Independent Online Edition Review by Christopher Hart (excerpt): "Julius Caesar was great, if not good, acknowledges Goldsworthy in this definitive and entertaining new biography. Our definition of what constitutes 'good' nowadays being utterly different to that of the Romans anyway, and morality being rather more time-tied than we like to admit, arguments about any historical figure's goodness or badness tend to be fairly worthless. About Caesar's greatness, though, there can be no argument: charismatic, daring, brilliant, charming, a supreme political operator, a brilliant military tactician and improviser, a writer of admirable simplicity in an age of tiresome floridity. Oh, and if this counts as a sign of greatness too, a highly successful bedder of other men's wives.
His conquest of Gaul certainly resulted in the deaths of tens, perhaps hundreds of thousands, but brought along with it a 500-year Pax Romana with all its associated benefits of roads, bridges, baths, etc (see Monty Python's Life of Brian for further details). He was also famed for his mercifulness to his conquered enemies; responded to his own troops' rude songs about his bedroom antics with a cheerful and tolerant laugh; and you can't help warming to a man so upset about his receding hairline that he wore his laurel wreath on all possible occasions to hide it.
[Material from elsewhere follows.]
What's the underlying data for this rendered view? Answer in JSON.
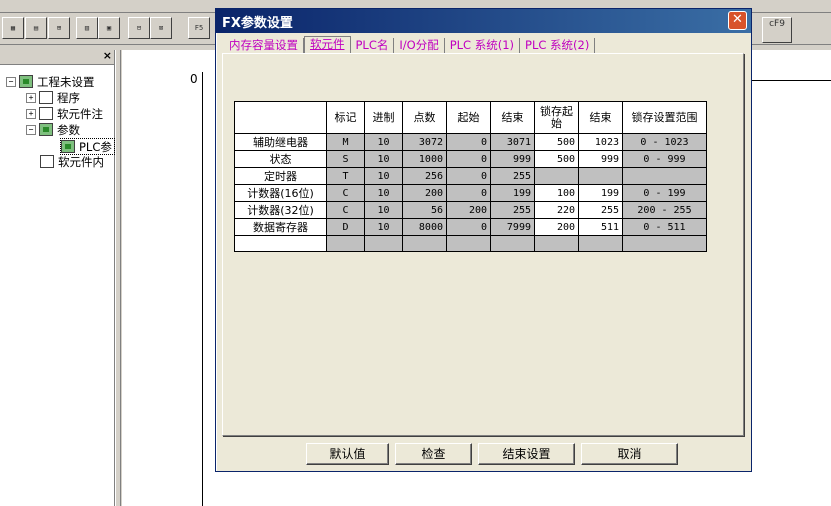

Goldsworthy is renowned as a military historian, but his coverage here of messy late Republican politics is also authoritative and crystal clear. He gives us a colourful sense of the wider world and Roman society at this time, and above all, the commanding, unmistakable presence of the timelessly fascinating man himself: a character of limitless energy and ambition, unscrupulousness and opportunism, combined with the saving graces of magnanimity, stoicism and humour."